I’ve had professors who say journalists look for the bad. Every time I hear that — and it’s been multiple times at this point — I wish I’d had the nerve to speak up and say something in class.
So, maybe this is my chance.
For me, I don’t think a journalist should actively look for that — the bad, I mean. Sure, if you stumble across a wrongdoing, it needs to be covered. That is a necessary service in any community. But when you’ve predetermined that, at the fork in the road, the path you’ll take — without fail — involves looking only for the negative?
I can’t accept that. Not for my journalistic career, anyway. And I hope I never will.
At the 29th Annual Lotus World Music and Arts Festival I felt — for the first time in a long time — I was just breathing. Taking it all in. I felt like I was somehow at the epicenter of calmness, even when I was surrounded by bright, unparalleled energy, complete with strobe lights, amplifiers, screeching concertgoers, wailing singers and bass reverberating through every bone in my body.
I was seeing clearly.
The event itself brought so much joy to so many people. And, with our coverage, I hope we conveyed that happiness.
Even with all this celebration, though, there are still aspects of Lotus that hit me with a tinge of sadness, like how the festival relies heavily on older generations to support it — and there’s fear that the younger ones won’t want to help it continue.
Jill Bird, Bloomington resident and artist hospitality committee member, has volunteered at Lotus for 25 years.
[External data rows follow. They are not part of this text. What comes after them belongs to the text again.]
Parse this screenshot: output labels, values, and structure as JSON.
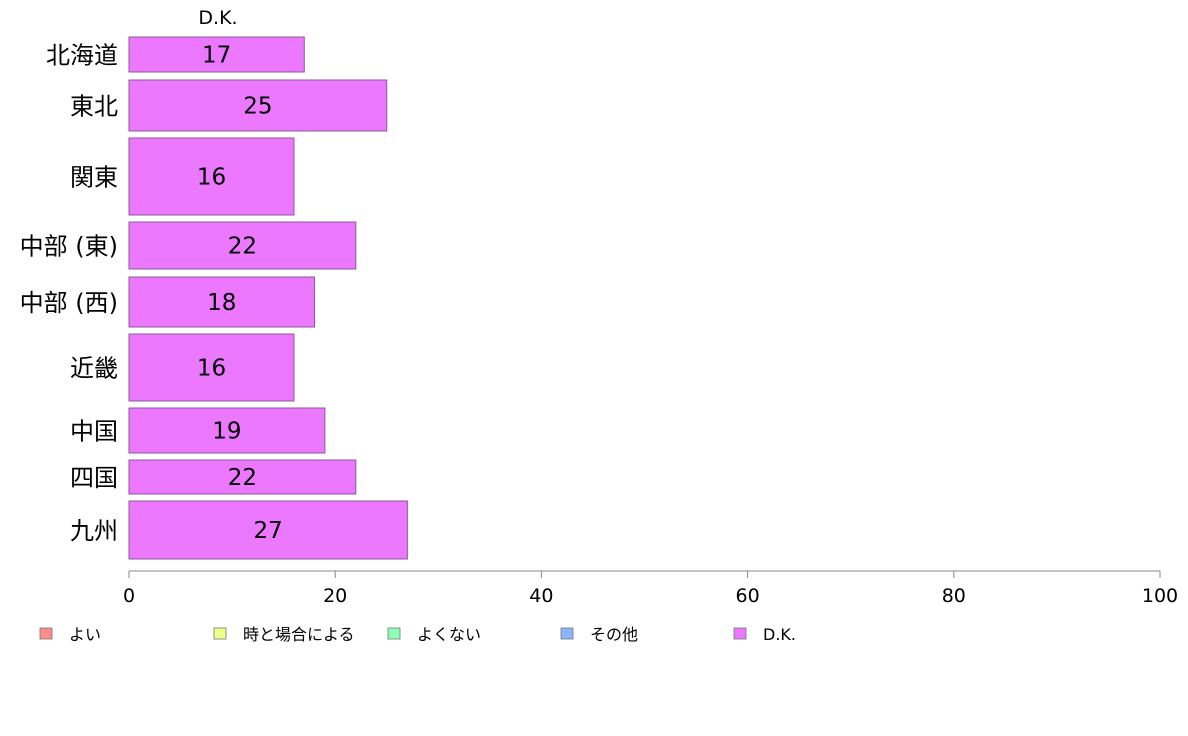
{
  "chart_data": {
    "type": "bar",
    "orientation": "horizontal",
    "stacked": true,
    "categories": [
      "北海道",
      "東北",
      "関東",
      "中部 (東)",
      "中部 (西)",
      "近畿",
      "中国",
      "四国",
      "九州"
    ],
    "series": [
      {
        "name": "よい",
        "color": "#ff8c8c",
        "values": [
          0,
          0,
          0,
          0,
          0,
          0,
          0,
          0,
          0
        ]
      },
      {
        "name": "時と場合による",
        "color": "#eeff8c",
        "values": [
          0,
          0,
          0,
          0,
          0,
          0,
          0,
          0,
          0
        ]
      },
      {
        "name": "よくない",
        "color": "#8cffb4",
        "values": [
          0,
          0,
          0,
          0,
          0,
          0,
          0,
          0,
          0
        ]
      },
      {
        "name": "その他",
        "color": "#8cb4ff",
        "values": [
          0,
          0,
          0,
          0,
          0,
          0,
          0,
          0,
          0
        ]
      },
      {
        "name": "D.K.",
        "color": "#eb78ff",
        "values": [
          17,
          25,
          16,
          22,
          18,
          16,
          19,
          22,
          27
        ],
        "labels": [
          "17",
          "25",
          "16",
          "22",
          "18",
          "16",
          "19",
          "22",
          "27"
        ]
      }
    ],
    "series_header": "D.K.",
    "xlim": [
      0,
      100
    ],
    "xticks": [
      0,
      20,
      40,
      60,
      80,
      100
    ],
    "xlabel": "",
    "ylabel": "",
    "title": "",
    "grid": false,
    "legend_position": "bottom"
  }
}
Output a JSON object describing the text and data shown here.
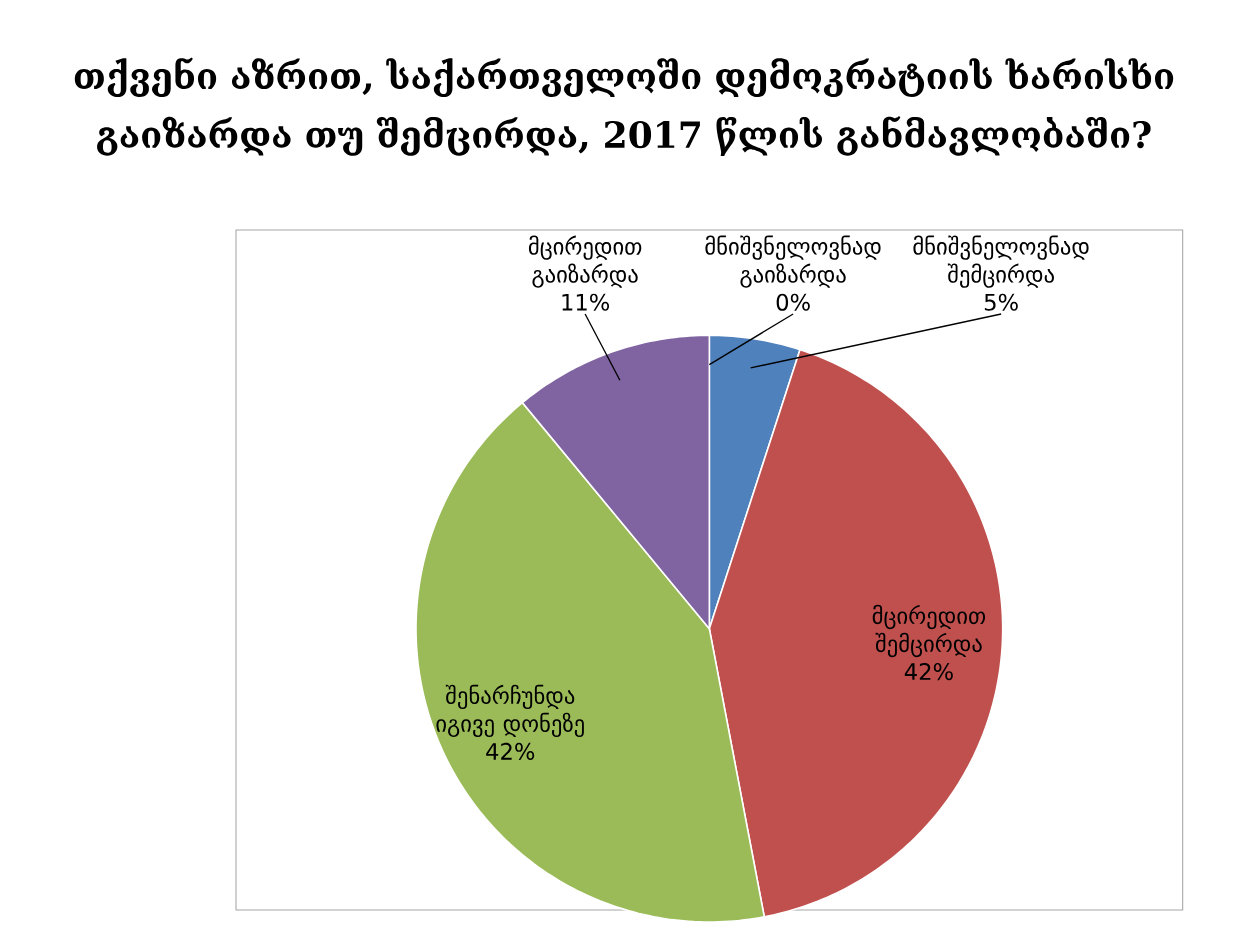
{
  "chart_data": {
    "type": "pie",
    "title": "თქვენი აზრით, საქართველოში დემოკრატიის ხარისხი გაიზარდა თუ შემცირდა, 2017 წლის განმავლობაში?",
    "categories": [
      "მნიშვნელოვნად შემცირდა",
      "მცირედით შემცირდა",
      "შენარჩუნდა იგივე დონეზე",
      "მცირედით გაიზარდა",
      "მნიშვნელოვნად გაიზარდა"
    ],
    "values": [
      5,
      42,
      42,
      11,
      0
    ],
    "value_labels": [
      "5%",
      "42%",
      "42%",
      "11%",
      "0%"
    ],
    "colors": [
      "#4f81bd",
      "#c0504d",
      "#9bbb59",
      "#8064a2",
      "#f79646"
    ]
  }
}
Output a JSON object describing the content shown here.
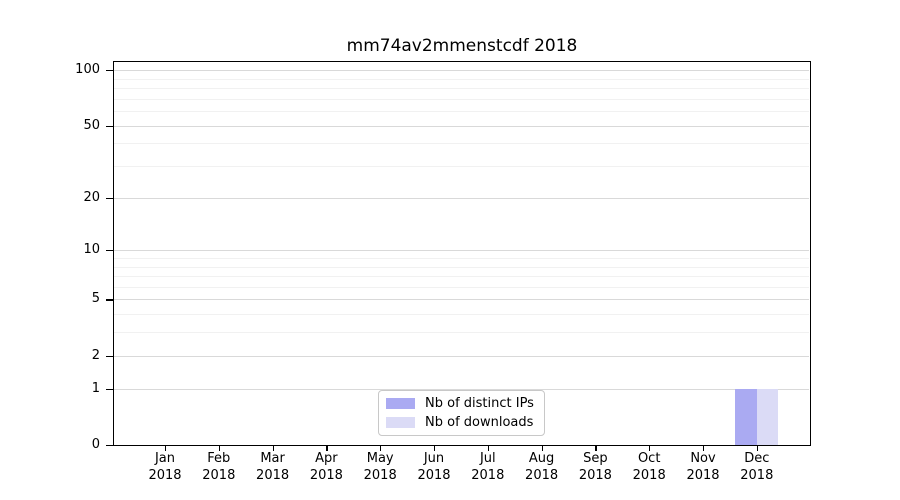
{
  "chart_data": {
    "type": "bar",
    "title": "mm74av2mmenstcdf 2018",
    "categories": [
      "Jan 2018",
      "Feb 2018",
      "Mar 2018",
      "Apr 2018",
      "May 2018",
      "Jun 2018",
      "Jul 2018",
      "Aug 2018",
      "Sep 2018",
      "Oct 2018",
      "Nov 2018",
      "Dec 2018"
    ],
    "series": [
      {
        "name": "Nb of distinct IPs",
        "color": "#aaaaf2",
        "values": [
          0,
          0,
          0,
          0,
          0,
          0,
          0,
          0,
          0,
          0,
          0,
          1
        ]
      },
      {
        "name": "Nb of downloads",
        "color": "#dbdbf6",
        "values": [
          0,
          0,
          0,
          0,
          0,
          0,
          0,
          0,
          0,
          0,
          0,
          1
        ]
      }
    ],
    "xlabel": "",
    "ylabel": "",
    "yaxis": {
      "scale": "log10(value+1)",
      "ticks": [
        0,
        1,
        2,
        5,
        10,
        20,
        50,
        100
      ],
      "minor_gridlines": [
        3,
        4,
        6,
        7,
        8,
        9,
        30,
        40,
        60,
        70,
        80,
        90
      ],
      "ylim": [
        0,
        112
      ]
    },
    "grid": "horizontal",
    "legend_position": "bottom-center",
    "colors": {
      "major_grid": "#d9d9d9",
      "minor_grid": "#f1f1f1",
      "spine": "#000000",
      "text": "#000000",
      "legend_border": "#c8c8c8"
    }
  }
}
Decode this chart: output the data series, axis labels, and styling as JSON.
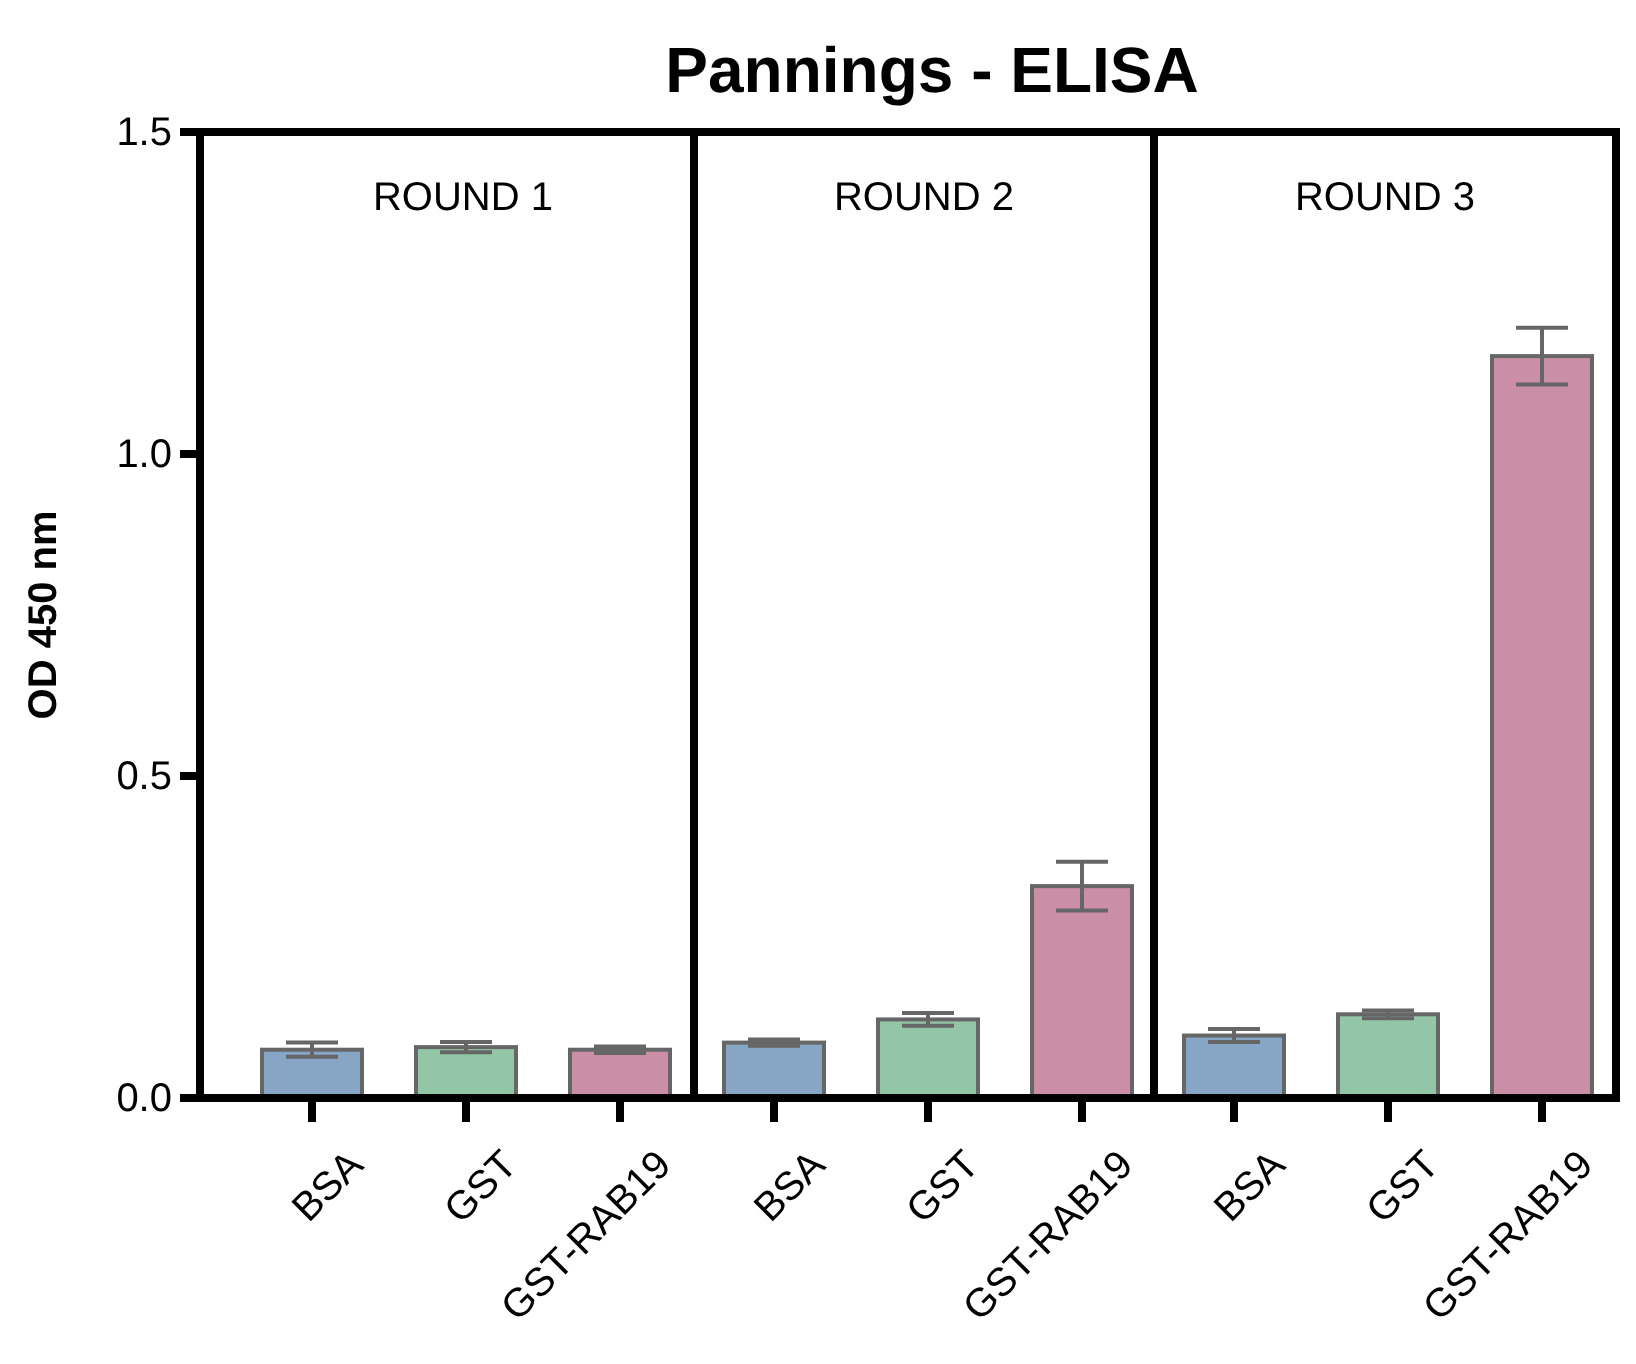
{
  "chart_data": [
    {
      "type": "bar",
      "subtitle": "ROUND 1",
      "ylabel": "OD 450 nm",
      "categories": [
        "BSA",
        "GST",
        "GST-RAB19"
      ],
      "values": [
        0.075,
        0.079,
        0.075
      ],
      "errors": [
        0.011,
        0.008,
        0.005
      ],
      "colors": [
        "#87a5c4",
        "#93c6a6",
        "#cb8ea7"
      ],
      "ylim": [
        0,
        1.5
      ],
      "yticks": [
        {
          "value": 0,
          "label": "0.0"
        },
        0.5,
        {
          "value": 1,
          "label": "1.0"
        },
        1.5
      ],
      "grid": false
    },
    {
      "type": "bar",
      "title": "Pannings - ELISA",
      "subtitle": "ROUND 2",
      "categories": [
        "BSA",
        "GST",
        "GST-RAB19"
      ],
      "values": [
        0.086,
        0.122,
        0.329
      ],
      "errors": [
        0.005,
        0.01,
        0.038
      ],
      "colors": [
        "#87a5c4",
        "#93c6a6",
        "#cb8ea7"
      ],
      "ylim": [
        0,
        1.5
      ],
      "tick_labels": "x",
      "grid": false
    },
    {
      "type": "bar",
      "subtitle": "ROUND 3",
      "categories": [
        "BSA",
        "GST",
        "GST-RAB19"
      ],
      "values": [
        0.097,
        0.13,
        1.152
      ],
      "errors": [
        0.01,
        0.006,
        0.044
      ],
      "colors": [
        "#87a5c4",
        "#93c6a6",
        "#cb8ea7"
      ],
      "ylim": [
        0,
        1.5
      ],
      "tick_labels": "x",
      "grid": false
    }
  ]
}
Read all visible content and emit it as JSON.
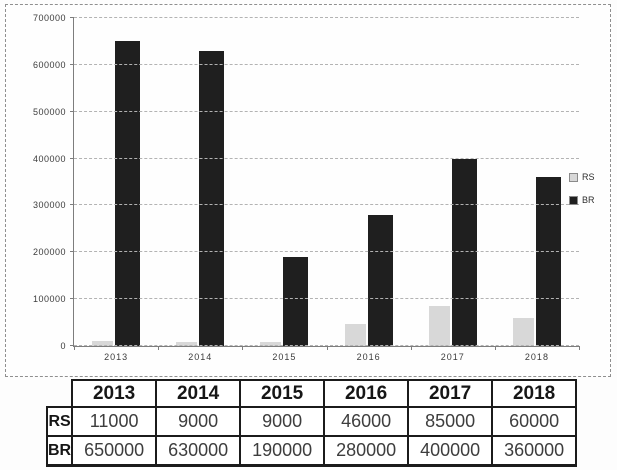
{
  "chart_data": {
    "type": "bar",
    "title": "",
    "xlabel": "",
    "ylabel": "",
    "categories": [
      "2013",
      "2014",
      "2015",
      "2016",
      "2017",
      "2018"
    ],
    "series": [
      {
        "name": "RS",
        "color": "#d8d8d8",
        "values": [
          11000,
          9000,
          9000,
          46000,
          85000,
          60000
        ]
      },
      {
        "name": "BR",
        "color": "#1f1f1f",
        "values": [
          650000,
          630000,
          190000,
          280000,
          400000,
          360000
        ]
      }
    ],
    "ylim": [
      0,
      700000
    ],
    "ytick_step": 100000,
    "grid": true,
    "legend_position": "right"
  },
  "legend": {
    "items": [
      {
        "label": "RS",
        "color": "#d8d8d8"
      },
      {
        "label": "BR",
        "color": "#1f1f1f"
      }
    ]
  },
  "table": {
    "col_headers": [
      "2013",
      "2014",
      "2015",
      "2016",
      "2017",
      "2018"
    ],
    "rows": [
      {
        "label": "RS",
        "values": [
          "11000",
          "9000",
          "9000",
          "46000",
          "85000",
          "60000"
        ]
      },
      {
        "label": "BR",
        "values": [
          "650000",
          "630000",
          "190000",
          "280000",
          "400000",
          "360000"
        ]
      }
    ]
  },
  "colors": {
    "rs_bar": "#d8d8d8",
    "br_bar": "#1f1f1f",
    "gridline": "#b3b3b3",
    "axis": "#7d7d7d",
    "frame_border": "#8f8f8f",
    "table_border": "#1b1b1b"
  }
}
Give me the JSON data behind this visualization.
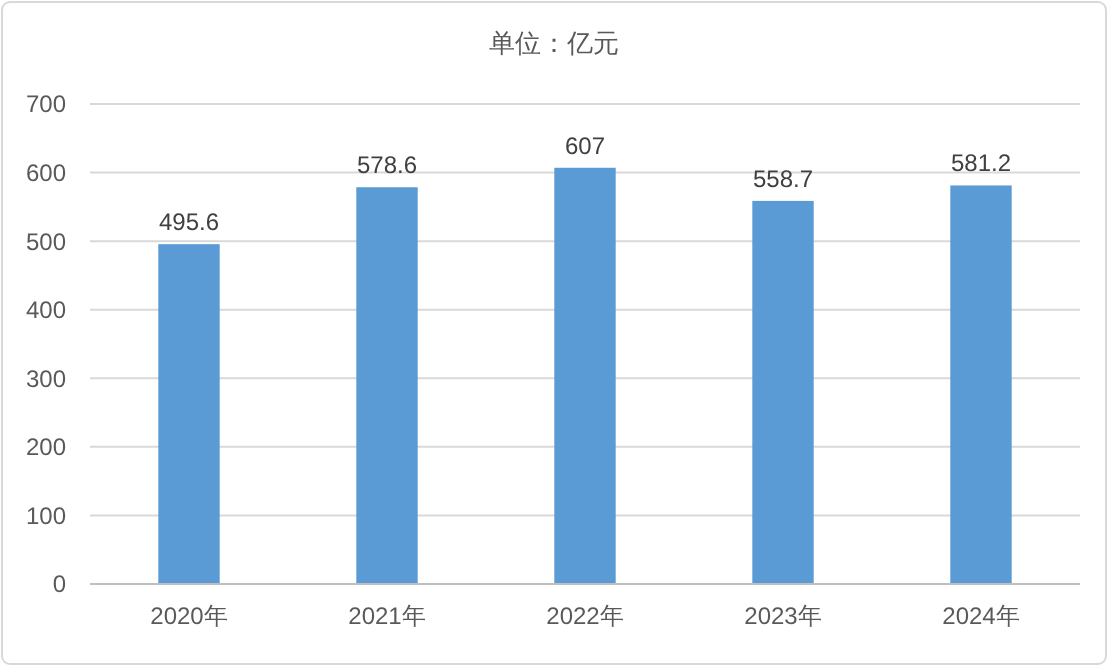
{
  "chart_data": {
    "type": "bar",
    "title": "单位：亿元",
    "categories": [
      "2020年",
      "2021年",
      "2022年",
      "2023年",
      "2024年"
    ],
    "values": [
      495.6,
      578.6,
      607,
      558.7,
      581.2
    ],
    "value_labels": [
      "495.6",
      "578.6",
      "607",
      "558.7",
      "581.2"
    ],
    "color": "#5b9bd5",
    "ylim": [
      0,
      700
    ],
    "yticks": [
      0,
      100,
      200,
      300,
      400,
      500,
      600,
      700
    ],
    "grid": "y"
  }
}
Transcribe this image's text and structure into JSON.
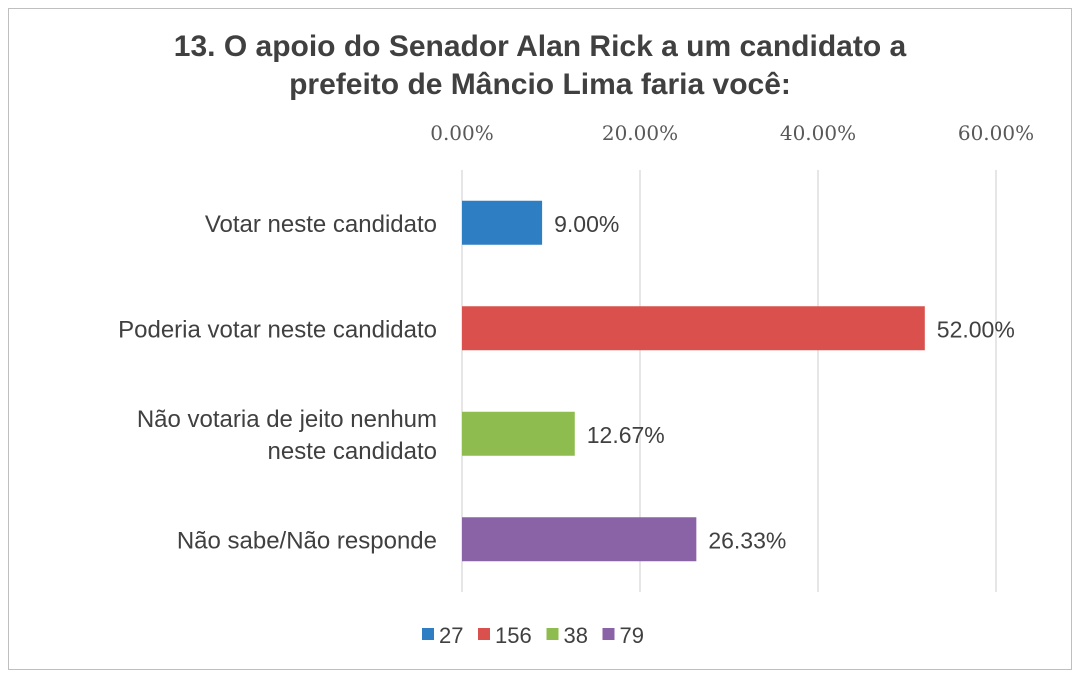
{
  "chart_data": {
    "type": "bar",
    "orientation": "horizontal",
    "title": "13. O apoio do Senador Alan Rick a um candidato a prefeito de Mâncio Lima faria você:",
    "title_lines": [
      "13. O apoio do Senador Alan Rick a um candidato a",
      "prefeito de Mâncio Lima faria você:"
    ],
    "categories": [
      [
        "Votar neste candidato"
      ],
      [
        "Poderia votar neste candidato"
      ],
      [
        "Não votaria de jeito nenhum",
        "neste candidato"
      ],
      [
        "Não sabe/Não responde"
      ]
    ],
    "values": [
      9.0,
      52.0,
      12.67,
      26.33
    ],
    "data_labels": [
      "9.00%",
      "52.00%",
      "12.67%",
      "26.33%"
    ],
    "colors": [
      "#2e7ec3",
      "#d9504c",
      "#8fbc4f",
      "#8a62a6"
    ],
    "xlim": [
      0,
      60
    ],
    "xticks": [
      "0.00%",
      "20.00%",
      "40.00%",
      "60.00%"
    ],
    "xtick_values": [
      0,
      20,
      40,
      60
    ],
    "grid": true,
    "legend": {
      "placement": "bottom",
      "entries": [
        "27",
        "156",
        "38",
        "79"
      ]
    }
  }
}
She feels the festival is struggling to grow and reach more people, even with kids scattered throughout the festival’s grounds.
“We just need new blood,” Bird said. “If it’s going to have a future, that has got to happen.”
I didn’t set out on the streets of downtown Bloomington in late September looking for bad news, though. I set out to cover the Lotus Festival — in all its nuances and complexities — with whatever emotions and stories that came about from its attendees. And, from what I learned, a festival that brings so many people together is an exercise in exactly that: complexity.
The bad news? Fear that the next generations will have no desire to continue this Bloomington tradition.
The good news? There are people still willing to try and put on a fantastic festival every year.
So, to all my professors who have said they actively look for the bad, maybe don’t do that. And maybe don’t say that. As a fellow journalist who, yes, is wildly inexperienced compared to my professors, I just can’t believe that is the most effective lesson to share with students.
Because, when I was out in the field and letting my mind be as open as it could be, which is what I believe a journalist should strive for, I saw life in all its complexity. It’s like the festival was a living, breathing human being that has its struggles, but is also fighting year in and year out to put on an impressive show.
I’m glad I think the way I do. I may never be known as a journalist who always busts the bad guys or conducts months-long, groundbreaking investigations. But I will promise to never just look for the negative. The world is so much more complex and interesting than that.
Your world is big, kids, and you deserve better advice than “look for the bad.”